By Chris Jenness
1 hour, 50 minutes
In this competitive day and age, the job market can be pretty tough, especially if your degree is from the school of hard knocks and not some prissy Ivy League corporate farm team. Looking for adventure? How about opportunity for travel and the chance to meet interesting, though nefarious, new people?
Hell is looking for a new Ghost Rider, and it could be you! As the devil’s bounty hunter, it’s the Ghost Rider’s job to collect on contracts where someone has sold their soul to Satan. Along with job security and a great health care package, the position also comes with a crazy demonic bike capable of driving up the sides of walls and topping 200 miles an hour. Downsides? A flaming skull and an eternity of damnation; but hey, no job’s perfect.
Our hero, motorcycle whiz kid Johnny Blaze, doesn’t exactly answer a newspaper ad, but he becomes the Ghost Rider nonetheless. Tricked by the devil into selling his soul, Johnny loses both love and family and is forced to go on his own, keeping no close ties, never knowing when he might be called into service. Finally, some 10 years after his tragic rebirth, the devil returns to put him to work. Seems that a demon has broken free of hell and wants to collect on a thousand-soul contract made some century and a half ago. It’s up to the Ghost Rider to get the contract first, and send that demon back to where he belongs.

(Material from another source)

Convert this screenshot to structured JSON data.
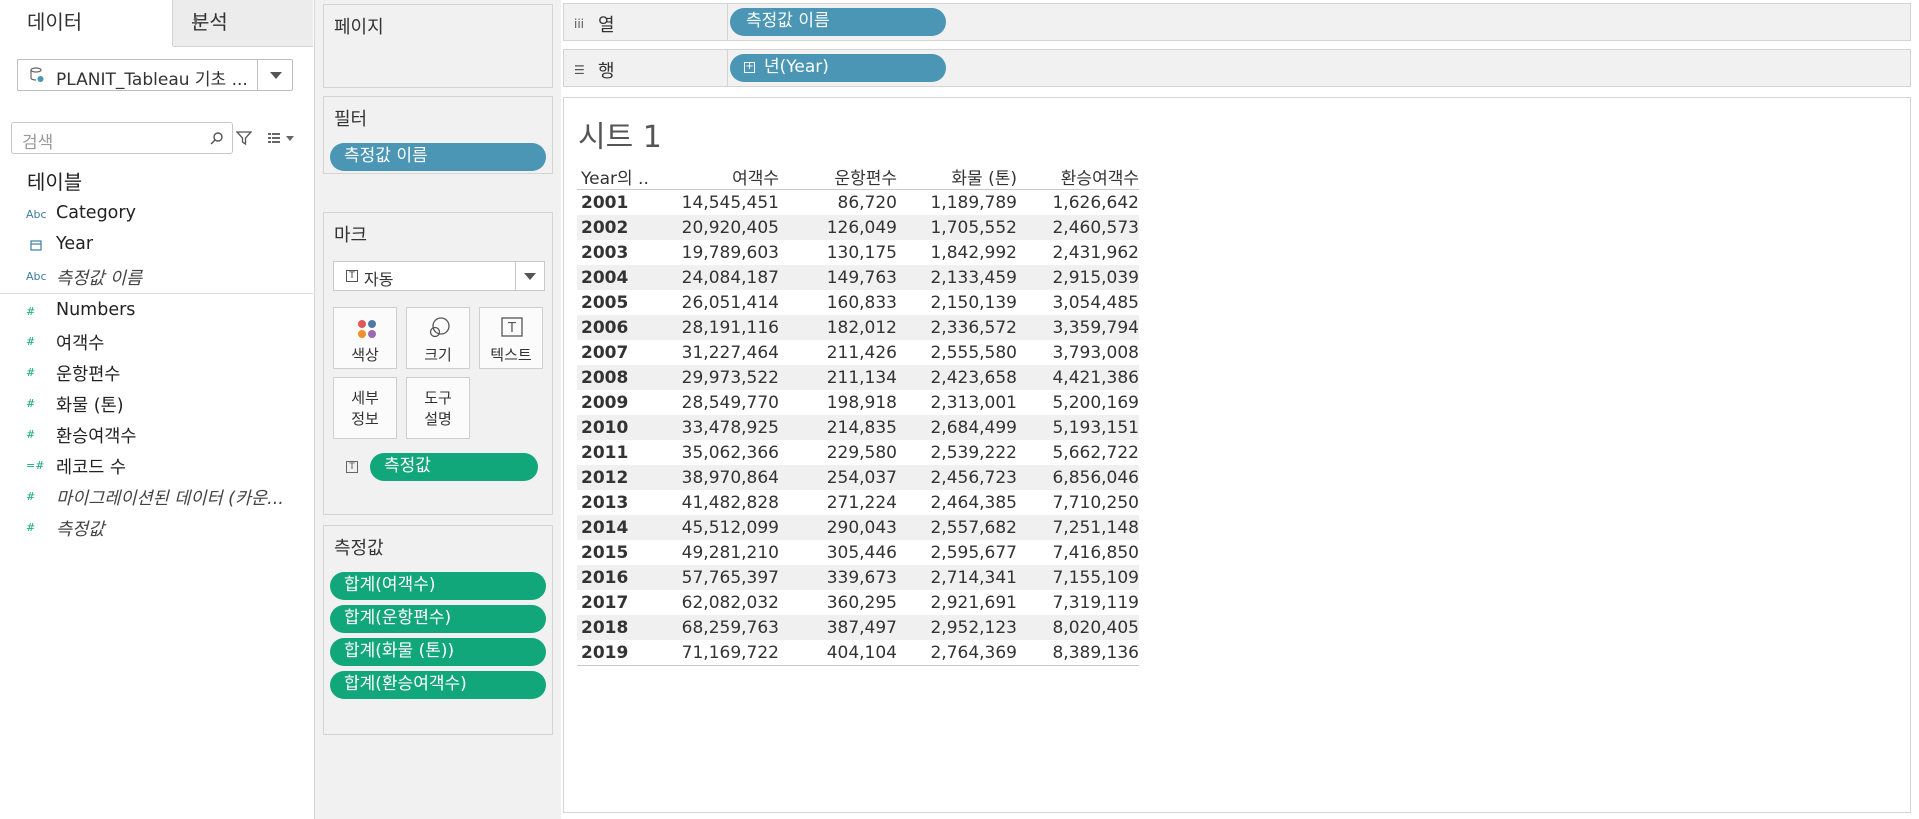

This is where the plot begins to break down, because it’s never entirely clear what the contract will do for either the demon, Blackheart, or the devil, or why it is that the devil can’t just get it himself. I suppose all that’s beside the point; what matters is that the Ghost Rider, with his flaming skull head and spiky biker jacket, looks damned cool dispatching the bad guys with his flaming chain (an oddly cumbersome weapon, I’d have thought, but he doesn’t seem to have a problem with it) and penance stare, where he turns all the sins of the evil-doers back on themselves.
You have to wonder how it is that certain comic-to-movie projects get picked over others. I mean, “Ghost Rider?” Sure he’s cool, but he’s hardy first tier. He’s barely second tier at that. I mean, how many people had really even heard of “Ghost Rider?” I can see very few of you raising your hands. Where’s our Captain America movie? How about The Avengers? Even Thor would have made more sense. Oh well, you play the hand you’re dealt, I guess.
Actually, it’s pretty easy to tell why “Ghost Rider” is a perfect choice for today’s audiences. Unlike the earnest and forthright Captain America, he’s an anti-hero. People want to see heroes that struggle, even heroes that are really tasked to do evil, but end up doing right in the end. That’s our boy Ghostie to a tee.
I wish, however, that a little more thought had been paid to the casting. The first 20 minutes or so give us the youth of Johnny Blaze and, though silly and comic-booky, I was completely engaged.
The characters played it straight and were fine. But when the movie really gets going and we move superstar Nicholas Cage into the role, things start to get rocky. This is a silly movie, even by comic book standards. I mean, “Spider-Man” can have larger themes that resonate. Even “X-Men,” but “Ghost Rider” is about a flaming skeleton biker who dispatches bad guys with a chain and a dirty look.
The way to approach a film like this is to simply play it straight. Have a little comic relief here and there, but basically play it down the line. Cage, you can tell, is searching for a real “character” in there, and there’s just not one. At times odd and quirky, at others deadly serious, Cage is all over the map.
I honestly could have used far less of him and more of Sam Elliott, as the mysterious “Caretaker” and Peter Fonda as the diabolical Mephistopheles. Worst of all, however, is Eva Mendes as the love interest, Roxanne. She is completely unbelievable in the role, and that’s hard to do in a movie like this.
I have to hand it to the special effects team for buoying the actors. The Ghost Rider is cool, as is his bike. I especially like the bike’s transformation, though the Rider’s is hampered by too much Nicholas Cage mugging. Lots of great flame effects, though, the best of which is the subtle transformation from an angry fiery red skull to a soft, natural gas blue when Ghostie is sad.
“Ghost Rider” is overly convoluted and vacant, but still a lot of fun if you don’t take it too seriously. There are no real moral lessons to be learned here, other than don’t sell your soul to the devil and don’t cast overacting Oscar winners where they are completely unnecessary. Grade: B-
“Ghost Rider” is rated PG-13 for scary images and comic violence.